When I was a grad student, I took a model theory class. Model theory is a branch of mathematical logic that deals with the meaning of symbols (in part). There were about a dozen of us in the class and half we CS PhD students and the other half were Math PhD students. The first part of the class was filled with pretty heavy set theory and the CS students were struggling. The next part however, was much easier for the CS students than the Math majors. I remember one class where the professor was introducing the idea that symbols and their meaning were separate. He made the point that the + symbol doesn't mean addition. One math major with a very perplexed look on his face said "that doesn't make any sense!" He'd never considered that the symbols and their meaning were separate
Computer scientists have long dealt with the issues surrounding the meanings of symbols. We're very comfortable with syntax and semantics. Every time we learn a new programming language, the task is building a mental model of what the syntax means. The symbol grounding problem that Jon mentions is the same problem. Computer science does syntax very well and XML is a great example of that. Semantics is tougher. Unfortunately, most of the work in semantics is not accessible to an undergraduate computer science major because of the complex mathematics involved. Also, some of the best books on the subject, like this one by Mike Gordon are out of print.
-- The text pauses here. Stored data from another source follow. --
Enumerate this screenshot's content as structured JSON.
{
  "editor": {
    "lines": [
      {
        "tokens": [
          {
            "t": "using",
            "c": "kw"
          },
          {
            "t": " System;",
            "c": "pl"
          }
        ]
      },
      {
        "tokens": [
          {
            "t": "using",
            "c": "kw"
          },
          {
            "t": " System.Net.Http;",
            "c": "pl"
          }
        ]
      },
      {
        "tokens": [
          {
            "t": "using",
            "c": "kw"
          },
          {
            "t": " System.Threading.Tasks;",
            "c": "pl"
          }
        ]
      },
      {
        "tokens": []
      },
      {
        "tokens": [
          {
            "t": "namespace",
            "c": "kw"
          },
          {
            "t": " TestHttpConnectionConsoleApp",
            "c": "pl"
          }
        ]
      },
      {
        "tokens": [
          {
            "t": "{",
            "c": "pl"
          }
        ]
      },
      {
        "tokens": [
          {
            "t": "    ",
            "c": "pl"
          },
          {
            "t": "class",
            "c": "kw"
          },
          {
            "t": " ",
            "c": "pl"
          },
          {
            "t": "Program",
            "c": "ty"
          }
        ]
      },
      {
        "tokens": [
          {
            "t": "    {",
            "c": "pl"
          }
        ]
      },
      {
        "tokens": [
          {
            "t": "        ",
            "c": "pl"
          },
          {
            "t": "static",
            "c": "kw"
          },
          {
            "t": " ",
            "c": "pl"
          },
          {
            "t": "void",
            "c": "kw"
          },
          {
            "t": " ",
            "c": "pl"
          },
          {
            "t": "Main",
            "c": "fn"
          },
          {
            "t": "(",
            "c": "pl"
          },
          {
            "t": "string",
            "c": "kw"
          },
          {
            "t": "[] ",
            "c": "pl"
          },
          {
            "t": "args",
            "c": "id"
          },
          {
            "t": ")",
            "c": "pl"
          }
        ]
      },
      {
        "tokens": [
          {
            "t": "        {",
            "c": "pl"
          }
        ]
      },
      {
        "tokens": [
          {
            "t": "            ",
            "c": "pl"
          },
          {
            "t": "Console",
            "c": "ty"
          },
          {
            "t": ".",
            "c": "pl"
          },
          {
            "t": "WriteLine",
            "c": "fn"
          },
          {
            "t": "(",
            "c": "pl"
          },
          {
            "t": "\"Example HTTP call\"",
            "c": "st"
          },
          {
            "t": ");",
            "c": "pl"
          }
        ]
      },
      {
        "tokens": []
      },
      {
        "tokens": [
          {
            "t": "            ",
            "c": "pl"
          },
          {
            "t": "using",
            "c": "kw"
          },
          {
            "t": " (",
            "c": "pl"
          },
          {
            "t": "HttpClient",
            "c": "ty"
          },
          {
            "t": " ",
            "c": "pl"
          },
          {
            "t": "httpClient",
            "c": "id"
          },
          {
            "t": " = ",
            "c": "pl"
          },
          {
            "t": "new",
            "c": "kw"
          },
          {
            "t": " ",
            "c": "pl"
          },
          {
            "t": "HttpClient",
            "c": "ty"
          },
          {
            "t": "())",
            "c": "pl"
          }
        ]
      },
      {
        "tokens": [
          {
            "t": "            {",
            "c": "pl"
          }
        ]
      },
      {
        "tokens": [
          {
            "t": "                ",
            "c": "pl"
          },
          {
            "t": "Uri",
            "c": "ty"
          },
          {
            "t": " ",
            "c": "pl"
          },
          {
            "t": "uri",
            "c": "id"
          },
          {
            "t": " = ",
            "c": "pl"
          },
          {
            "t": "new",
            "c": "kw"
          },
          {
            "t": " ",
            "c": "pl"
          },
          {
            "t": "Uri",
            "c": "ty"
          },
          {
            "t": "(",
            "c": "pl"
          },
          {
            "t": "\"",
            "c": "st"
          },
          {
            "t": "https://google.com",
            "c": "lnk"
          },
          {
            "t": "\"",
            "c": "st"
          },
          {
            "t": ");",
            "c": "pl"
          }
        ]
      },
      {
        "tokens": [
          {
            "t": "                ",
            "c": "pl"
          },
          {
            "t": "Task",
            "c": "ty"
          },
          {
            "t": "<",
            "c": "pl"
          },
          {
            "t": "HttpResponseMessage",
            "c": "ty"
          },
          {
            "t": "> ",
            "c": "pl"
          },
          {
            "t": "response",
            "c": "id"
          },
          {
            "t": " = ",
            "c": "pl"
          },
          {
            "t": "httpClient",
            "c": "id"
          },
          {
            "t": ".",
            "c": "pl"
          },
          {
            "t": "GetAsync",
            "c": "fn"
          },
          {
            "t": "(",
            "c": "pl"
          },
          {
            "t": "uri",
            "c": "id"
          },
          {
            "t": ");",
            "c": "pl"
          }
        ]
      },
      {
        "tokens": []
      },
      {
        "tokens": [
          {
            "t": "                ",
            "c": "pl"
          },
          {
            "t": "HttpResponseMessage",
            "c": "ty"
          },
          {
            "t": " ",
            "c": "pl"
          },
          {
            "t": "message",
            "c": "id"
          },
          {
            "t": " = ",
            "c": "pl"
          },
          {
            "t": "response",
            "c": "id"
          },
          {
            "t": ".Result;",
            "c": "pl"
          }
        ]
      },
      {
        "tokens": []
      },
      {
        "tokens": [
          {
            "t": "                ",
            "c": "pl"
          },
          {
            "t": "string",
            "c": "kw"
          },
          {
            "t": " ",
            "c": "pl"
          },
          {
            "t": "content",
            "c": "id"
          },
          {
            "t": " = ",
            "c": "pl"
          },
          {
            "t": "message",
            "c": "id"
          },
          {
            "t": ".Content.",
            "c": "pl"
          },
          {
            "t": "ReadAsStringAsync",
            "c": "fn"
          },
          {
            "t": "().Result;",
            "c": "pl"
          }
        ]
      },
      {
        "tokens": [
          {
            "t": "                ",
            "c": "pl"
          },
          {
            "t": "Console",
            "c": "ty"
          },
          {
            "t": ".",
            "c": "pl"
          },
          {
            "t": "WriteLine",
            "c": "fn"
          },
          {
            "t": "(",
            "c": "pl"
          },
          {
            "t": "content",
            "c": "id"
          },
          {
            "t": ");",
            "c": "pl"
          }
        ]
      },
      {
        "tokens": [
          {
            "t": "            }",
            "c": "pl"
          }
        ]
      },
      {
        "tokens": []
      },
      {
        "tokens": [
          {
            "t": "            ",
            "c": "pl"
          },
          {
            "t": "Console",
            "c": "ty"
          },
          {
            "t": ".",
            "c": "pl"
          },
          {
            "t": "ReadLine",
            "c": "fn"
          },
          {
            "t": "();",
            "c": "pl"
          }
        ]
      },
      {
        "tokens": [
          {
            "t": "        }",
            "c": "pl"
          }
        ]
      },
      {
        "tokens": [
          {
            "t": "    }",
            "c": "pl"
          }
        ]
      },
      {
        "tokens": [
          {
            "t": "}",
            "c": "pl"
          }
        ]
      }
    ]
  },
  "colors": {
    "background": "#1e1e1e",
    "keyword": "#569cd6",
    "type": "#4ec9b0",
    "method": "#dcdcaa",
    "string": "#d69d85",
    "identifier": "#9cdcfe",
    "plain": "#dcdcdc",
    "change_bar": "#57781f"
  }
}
When students ask me why they ought to get a CS degree when they already know how to program, XML is one of my favorite examples. The concepts behind XML are pretty well understood CS theory. There's a lot of work turning that into a practical system, but the theory's years old. Having a solid grounding in CS theory is very helpful in understanding new things. 20 years ago it was object-oriented programming. Now, its XML. I'm sure it will be useful when the next new thing comes along.
My understanding of namespaces, which is admittedly not based on extensive study, is that they serve three purposes
- They eliminate symbol clashes.
- They potentially ensure that when we see a element we can tell if its the same element as the one with the same name in another document.
- They potentially give us more information about what the author of the XML in a particular namespace expects that tag to mean
The first purpose is important from a practicality standpoint. For example, if I write:
you can distinguish it from other <creator/> elements used in that particular document. These other elements with the same name might be distinguished in their own namespace, or they night be in the "null" namespace, which I prefer to empty (after all, its not empty if its got elements in it). :-)
The second purpose is about symbol equality across documents. When we use <dc:creator/>, we use it in a context where dc has been grounded by referencing a URL. That URL has to be unique, but it doesn't have to actually point to something. If it is a null URL, then we've achieved the purpose of making the elements in the namespace unique. We've also achieved a second important goal, we've ensure that when you say <creator/> and I say <creator/>, we're talking about the same tag if we ground our namespace in the same URL.
The third purpose is really what Jon's been wrestling with. When I see <creator/> how do I know what it means? As Jon has pointed out, this is where things get tricky. When we use the word "means" we usually think of some rigorous, complete definition. Its fairly easy to see how namespaces might provide us with more metadata and thus increase the information we have available to us about any given XML document. Its much harder to imagine that machines will be able to divine the meaning of the document no matter how much metadata you include.
Yet, its precisely this latter concept I hear when I listen to people talk about the semantic web. I'm with Jon, "If the RDF folks have really solved the symbol grounding problem, I'm all ears." I'll be satisfied, however, with better representations for metadata and good tools for processing it.